Randolph, who was chairman of the U of R math department during the
1950s. They were co-authors of a widely
used calculus book, back
in their youth when Randolph worked at Cornell. Prof. Randolph,
now many years retired from the U of R, still teaches at RIT.
PART OF THE CHARM of Mark Kac was
in his style of speech,
which could be called Central European English at its best. He was
one of many scientists who came to America in the 1930s, a step
ahead of the gas ovens of Auschwitz; Kac was a Polish Jew.

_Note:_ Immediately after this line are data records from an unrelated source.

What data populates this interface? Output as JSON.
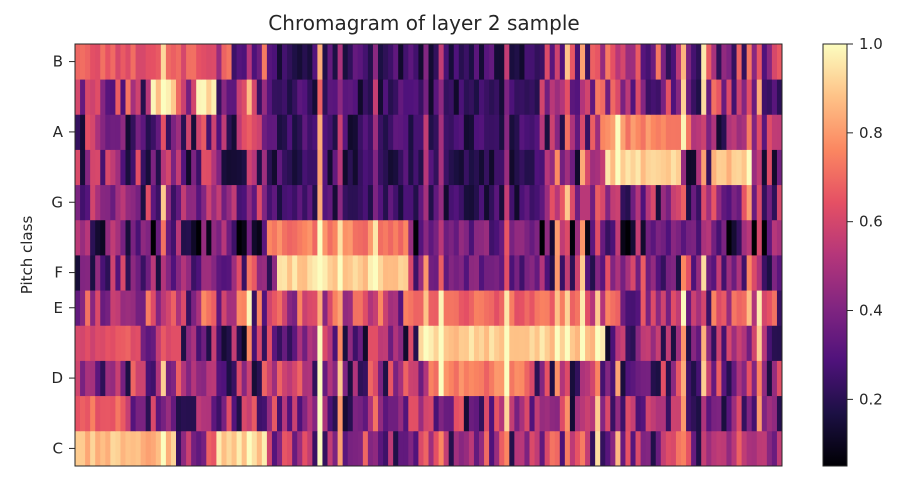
{
  "chart_data": {
    "type": "heatmap",
    "title": "Chromagram of layer 2 sample",
    "xlabel": "",
    "ylabel": "Pitch class",
    "y_tick_labels": [
      "C",
      "D",
      "E",
      "F",
      "G",
      "A",
      "B"
    ],
    "y_tick_rows": [
      0,
      2,
      4,
      5,
      7,
      9,
      11
    ],
    "rows_bottom_to_top": [
      "C",
      "C#",
      "D",
      "D#",
      "E",
      "F",
      "F#",
      "G",
      "G#",
      "A",
      "A#",
      "B"
    ],
    "n_frames": 140,
    "colormap": "magma",
    "colorbar": {
      "range": [
        0.05,
        1.0
      ],
      "ticks": [
        0.2,
        0.4,
        0.6,
        0.8,
        1.0
      ],
      "tick_labels": [
        "0.2",
        "0.4",
        "0.6",
        "0.8",
        "1.0"
      ]
    },
    "baseline_by_row": [
      0.45,
      0.4,
      0.42,
      0.38,
      0.5,
      0.42,
      0.3,
      0.4,
      0.38,
      0.4,
      0.45,
      0.48
    ],
    "bright_regions": [
      {
        "row": "C",
        "frames": [
          0,
          20
        ],
        "value": 0.93
      },
      {
        "row": "C",
        "frames": [
          28,
          38
        ],
        "value": 0.98
      },
      {
        "row": "C#",
        "frames": [
          0,
          10
        ],
        "value": 0.75
      },
      {
        "row": "D#",
        "frames": [
          0,
          12
        ],
        "value": 0.7
      },
      {
        "row": "D",
        "frames": [
          70,
          90
        ],
        "value": 0.8
      },
      {
        "row": "D#",
        "frames": [
          68,
          105
        ],
        "value": 0.97
      },
      {
        "row": "E",
        "frames": [
          65,
          100
        ],
        "value": 0.75
      },
      {
        "row": "F",
        "frames": [
          40,
          66
        ],
        "value": 0.98
      },
      {
        "row": "F#",
        "frames": [
          38,
          66
        ],
        "value": 0.8
      },
      {
        "row": "G#",
        "frames": [
          105,
          120
        ],
        "value": 0.98
      },
      {
        "row": "G#",
        "frames": [
          126,
          134
        ],
        "value": 0.95
      },
      {
        "row": "A",
        "frames": [
          104,
          122
        ],
        "value": 0.82
      },
      {
        "row": "A#",
        "frames": [
          15,
          20
        ],
        "value": 0.99
      },
      {
        "row": "A#",
        "frames": [
          24,
          28
        ],
        "value": 0.99
      },
      {
        "row": "B",
        "frames": [
          0,
          28
        ],
        "value": 0.72
      }
    ],
    "dark_regions": [
      {
        "rows": [
          "G",
          "G#",
          "A",
          "A#",
          "B"
        ],
        "frames": [
          38,
          92
        ],
        "value": 0.12
      },
      {
        "rows": [
          "F#",
          "F",
          "E"
        ],
        "frames": [
          70,
          92
        ],
        "value": 0.25
      }
    ]
  }
}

Others
of his generation are still living; they came from Hungary,
Romania, Lithuania, Austria and Poland as well as from Germany, and
those from the smaller countries with unknown languages, like
Hungarian and Polish, often developed formidable linguistic powers
in the course of their travels.
They could speak a broken version
of five or six languages,
most of them, and it was often said in my college days that the
language of scientific instruction was---at the University of
Michigan, anyway---Broken English.
There was a joke about the
grammar and lexicon of this curious language that every student had
to learn: "You must know that in
Broken English is call Broken
English English."
Kac was better than that. He spoke his five or six languages
beautifully. He never lost his Polish
accent---he rolled his Rs
mercilessly---but more important, he never lost that brio, that
sparkling juxtaposition of surprising phrases and constructions
that made his speech such a delight to anyone with an ounce of
poetry in his soul. How much of this
was due to his Polish and how
much to his own curious outlook on the world one cannot say.

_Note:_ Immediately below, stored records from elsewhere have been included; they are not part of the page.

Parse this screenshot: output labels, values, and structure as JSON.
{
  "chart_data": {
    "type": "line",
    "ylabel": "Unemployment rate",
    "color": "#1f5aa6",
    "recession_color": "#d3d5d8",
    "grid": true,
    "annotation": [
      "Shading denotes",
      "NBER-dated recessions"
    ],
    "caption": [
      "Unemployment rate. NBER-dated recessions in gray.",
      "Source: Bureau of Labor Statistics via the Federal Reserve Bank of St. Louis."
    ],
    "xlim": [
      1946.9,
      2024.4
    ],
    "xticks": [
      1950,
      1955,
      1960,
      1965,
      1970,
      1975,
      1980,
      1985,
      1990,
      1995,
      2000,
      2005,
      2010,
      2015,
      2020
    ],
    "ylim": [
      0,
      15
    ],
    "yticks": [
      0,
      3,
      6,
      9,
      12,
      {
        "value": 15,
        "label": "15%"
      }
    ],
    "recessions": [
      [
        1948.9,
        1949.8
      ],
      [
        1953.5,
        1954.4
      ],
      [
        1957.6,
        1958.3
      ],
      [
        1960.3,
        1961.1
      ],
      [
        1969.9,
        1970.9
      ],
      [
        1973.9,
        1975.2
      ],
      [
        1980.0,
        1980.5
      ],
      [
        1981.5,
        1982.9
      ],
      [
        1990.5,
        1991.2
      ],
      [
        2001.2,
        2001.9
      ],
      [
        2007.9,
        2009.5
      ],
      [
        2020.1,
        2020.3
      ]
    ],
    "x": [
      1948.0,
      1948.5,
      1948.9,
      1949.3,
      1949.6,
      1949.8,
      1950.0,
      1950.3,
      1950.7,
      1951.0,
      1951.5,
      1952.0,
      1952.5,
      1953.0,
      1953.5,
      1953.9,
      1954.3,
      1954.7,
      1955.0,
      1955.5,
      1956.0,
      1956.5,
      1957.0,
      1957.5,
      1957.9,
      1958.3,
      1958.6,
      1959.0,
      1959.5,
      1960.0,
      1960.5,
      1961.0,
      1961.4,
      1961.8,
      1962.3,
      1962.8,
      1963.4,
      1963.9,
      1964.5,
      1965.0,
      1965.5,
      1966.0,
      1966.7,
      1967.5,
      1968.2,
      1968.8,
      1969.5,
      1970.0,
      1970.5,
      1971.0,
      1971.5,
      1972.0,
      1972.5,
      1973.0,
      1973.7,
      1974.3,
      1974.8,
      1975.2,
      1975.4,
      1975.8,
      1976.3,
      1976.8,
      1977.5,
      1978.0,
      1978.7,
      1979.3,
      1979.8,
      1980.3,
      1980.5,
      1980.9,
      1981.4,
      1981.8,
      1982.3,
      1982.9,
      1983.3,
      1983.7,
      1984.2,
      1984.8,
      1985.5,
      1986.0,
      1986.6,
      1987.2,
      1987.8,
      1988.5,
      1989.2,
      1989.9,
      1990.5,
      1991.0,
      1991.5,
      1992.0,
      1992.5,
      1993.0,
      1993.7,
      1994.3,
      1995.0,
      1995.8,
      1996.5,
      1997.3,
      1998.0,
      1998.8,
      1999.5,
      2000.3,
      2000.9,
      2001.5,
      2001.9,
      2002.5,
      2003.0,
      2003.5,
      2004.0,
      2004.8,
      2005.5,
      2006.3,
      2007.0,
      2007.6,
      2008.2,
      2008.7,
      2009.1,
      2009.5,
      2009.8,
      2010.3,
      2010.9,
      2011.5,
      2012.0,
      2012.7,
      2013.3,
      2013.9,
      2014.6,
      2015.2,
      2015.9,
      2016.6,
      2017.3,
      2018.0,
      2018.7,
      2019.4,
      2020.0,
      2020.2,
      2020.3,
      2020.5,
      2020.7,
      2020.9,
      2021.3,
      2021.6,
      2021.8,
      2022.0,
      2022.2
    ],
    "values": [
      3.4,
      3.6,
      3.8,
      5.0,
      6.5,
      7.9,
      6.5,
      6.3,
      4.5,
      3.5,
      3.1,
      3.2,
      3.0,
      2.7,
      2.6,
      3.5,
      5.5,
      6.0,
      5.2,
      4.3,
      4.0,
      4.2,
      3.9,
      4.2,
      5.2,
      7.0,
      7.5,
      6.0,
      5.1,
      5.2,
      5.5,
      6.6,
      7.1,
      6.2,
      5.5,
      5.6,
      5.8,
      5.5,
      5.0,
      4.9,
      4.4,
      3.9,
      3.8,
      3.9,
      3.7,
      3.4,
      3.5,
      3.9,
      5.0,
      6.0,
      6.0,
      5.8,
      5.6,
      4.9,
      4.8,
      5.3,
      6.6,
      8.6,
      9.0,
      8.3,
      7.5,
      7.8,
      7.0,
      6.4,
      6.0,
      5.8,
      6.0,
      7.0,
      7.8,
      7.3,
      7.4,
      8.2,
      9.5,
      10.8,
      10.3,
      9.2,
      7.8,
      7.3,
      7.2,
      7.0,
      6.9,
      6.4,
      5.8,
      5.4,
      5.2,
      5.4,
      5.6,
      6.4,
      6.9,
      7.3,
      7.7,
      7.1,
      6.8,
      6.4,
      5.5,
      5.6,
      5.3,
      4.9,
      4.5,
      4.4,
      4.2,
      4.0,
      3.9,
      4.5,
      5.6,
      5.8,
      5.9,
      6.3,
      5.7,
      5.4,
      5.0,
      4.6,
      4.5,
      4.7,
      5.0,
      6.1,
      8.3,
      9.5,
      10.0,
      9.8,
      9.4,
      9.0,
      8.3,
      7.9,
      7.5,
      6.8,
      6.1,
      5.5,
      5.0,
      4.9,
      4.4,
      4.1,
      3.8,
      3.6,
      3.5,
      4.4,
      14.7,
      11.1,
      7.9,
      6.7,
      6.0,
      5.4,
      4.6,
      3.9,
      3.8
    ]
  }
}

The mathematical view of the world
itself can generate this
love of paradox, as can be seen in the works of Lewis Carroll and
Augustus DeMorgan, two well-known mathematicians of the last
century. In some ways Mark Kac carried
on that tradition, although
generally within mathematics rather than in fantasies or
popularizations.
THE MATHEMATICAL work of Mark Kac is
of course indescribable
to the general public. Much of it had
to do with the theory of
probability, one of the most important (and most practical,
scientifically) of the 20th century developments in mathematics.
His personality showed itself in the often surprising, unexpected
connections he found between statements concerning probability and
statements that had at first sight no connection with probability.

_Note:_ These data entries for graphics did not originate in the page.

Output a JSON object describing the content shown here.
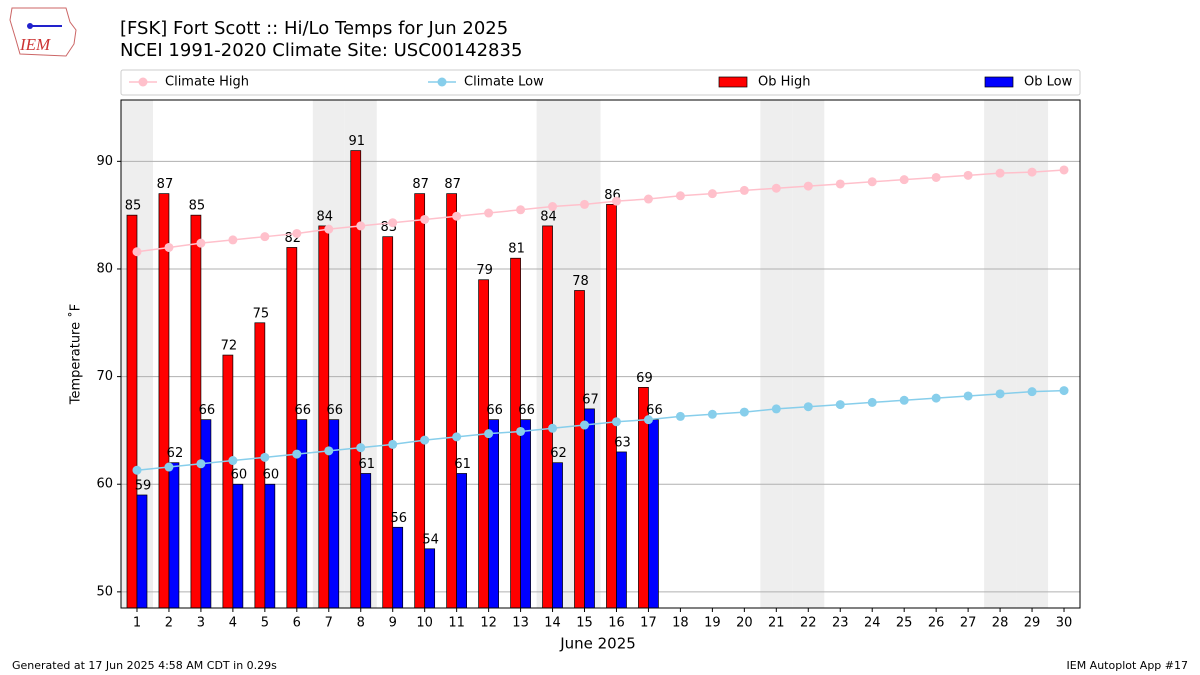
{
  "chart_data": {
    "type": "bar",
    "title": "[FSK] Fort Scott :: Hi/Lo Temps for Jun 2025",
    "subtitle": "NCEI 1991-2020 Climate Site: USC00142835",
    "logo_text": "IEM",
    "x_label": "June 2025",
    "y_label": "Temperature ˚F",
    "footer_left": "Generated at 17 Jun 2025 4:58 AM CDT in 0.29s",
    "footer_right": "IEM Autoplot App #17",
    "x": [
      1,
      2,
      3,
      4,
      5,
      6,
      7,
      8,
      9,
      10,
      11,
      12,
      13,
      14,
      15,
      16,
      17,
      18,
      19,
      20,
      21,
      22,
      23,
      24,
      25,
      26,
      27,
      28,
      29,
      30
    ],
    "xlim": [
      0.5,
      30.5
    ],
    "xticks": [
      1,
      2,
      3,
      4,
      5,
      6,
      7,
      8,
      9,
      10,
      11,
      12,
      13,
      14,
      15,
      16,
      17,
      18,
      19,
      20,
      21,
      22,
      23,
      24,
      25,
      26,
      27,
      28,
      29,
      30
    ],
    "ylim": [
      48.5,
      95.7
    ],
    "yticks": [
      50,
      60,
      70,
      80,
      90
    ],
    "grid": true,
    "shaded_days": [
      1,
      7,
      8,
      14,
      15,
      21,
      22,
      28,
      29
    ],
    "series": [
      {
        "name": "Climate High",
        "type": "line",
        "color": "#ffc0cb",
        "values": [
          81.6,
          82.0,
          82.4,
          82.7,
          83.0,
          83.3,
          83.7,
          84.0,
          84.3,
          84.6,
          84.9,
          85.2,
          85.5,
          85.8,
          86.0,
          86.3,
          86.5,
          86.8,
          87.0,
          87.3,
          87.5,
          87.7,
          87.9,
          88.1,
          88.3,
          88.5,
          88.7,
          88.9,
          89.0,
          89.2
        ]
      },
      {
        "name": "Climate Low",
        "type": "line",
        "color": "#87ceeb",
        "values": [
          61.3,
          61.6,
          61.9,
          62.2,
          62.5,
          62.8,
          63.1,
          63.4,
          63.7,
          64.1,
          64.4,
          64.7,
          64.9,
          65.2,
          65.5,
          65.8,
          66.0,
          66.3,
          66.5,
          66.7,
          67.0,
          67.2,
          67.4,
          67.6,
          67.8,
          68.0,
          68.2,
          68.4,
          68.6,
          68.7
        ]
      },
      {
        "name": "Ob High",
        "type": "bar",
        "color": "#ff0000",
        "values": [
          85,
          87,
          85,
          72,
          75,
          82,
          84,
          91,
          83,
          87,
          87,
          79,
          81,
          84,
          78,
          86,
          69,
          null,
          null,
          null,
          null,
          null,
          null,
          null,
          null,
          null,
          null,
          null,
          null,
          null
        ]
      },
      {
        "name": "Ob Low",
        "type": "bar",
        "color": "#0000ff",
        "values": [
          59,
          62,
          66,
          60,
          60,
          66,
          66,
          61,
          56,
          54,
          61,
          66,
          66,
          62,
          67,
          63,
          66,
          null,
          null,
          null,
          null,
          null,
          null,
          null,
          null,
          null,
          null,
          null,
          null,
          null
        ]
      }
    ]
  }
}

His work was not only profound and elegant (words mathematicians
like to use in praise), but it was brilliant---just a bit shocking-
--like the rest of his speech and attitude.
The last time he visited Rochester
for a Colloquium talk was
more than five years ago. From that
occasion I can remember one
thing he said that illustrates his character, his wit, the health
and high spirit he always showed, and sometimes loaned, as it were,
to the rest of us.
It happened that a couple of weeks
earlier we had been visited
for a Colloquium talk by another mathematician (also a bit of a
wag), and I had been riding the elevator in the Ray Hylan building
of the U of R with that man. We were
going to the 11th floor and
by inattention I pushed the button for the 10th floor (where my
office is). Of course I pushed #11 too,
but I had to apologize to
my guest, saying that the elevator would now stop at the tenth
floor first, unnecessarily, now that I had pushed that button,
since on this particular elevator there was no way to reverse the
instruction.
The man said to me: "I see. This elevator has a good memory,
but no judgment."
I thought this was pretty funny, a
typical mathematician's
remark, and so, three weeks later, as I rode up the same elevator
with Mark Kac, I told him this story.
Kac smiled, thought a
moment, then said "Actually, you know, I'm not sure I would want to
ride in an elevator with judgment."
SUCH A REMARK does not resemble the
common picture of the
soulless scientist, the Dr. Strangelove willing to blow up the
world in pursuit of technological excellence.
Nor does it resemble
the image of the solemn expert testifying before a Congressional
committee, delivering crisp statements, safe, carefully hedged,
and drained of philosophy.
I wish there were a way to offer
the general public a better
picture of the real life of science. If
only the world at large
could have known Mark Kac as well as it knew (say) Clark Gable or
J. Edgar Hoover, this would have been a better place to live.
Ralph A. Raimi is professor of
mathematics and chairman of the
Department of Sociology at the University of Rochester.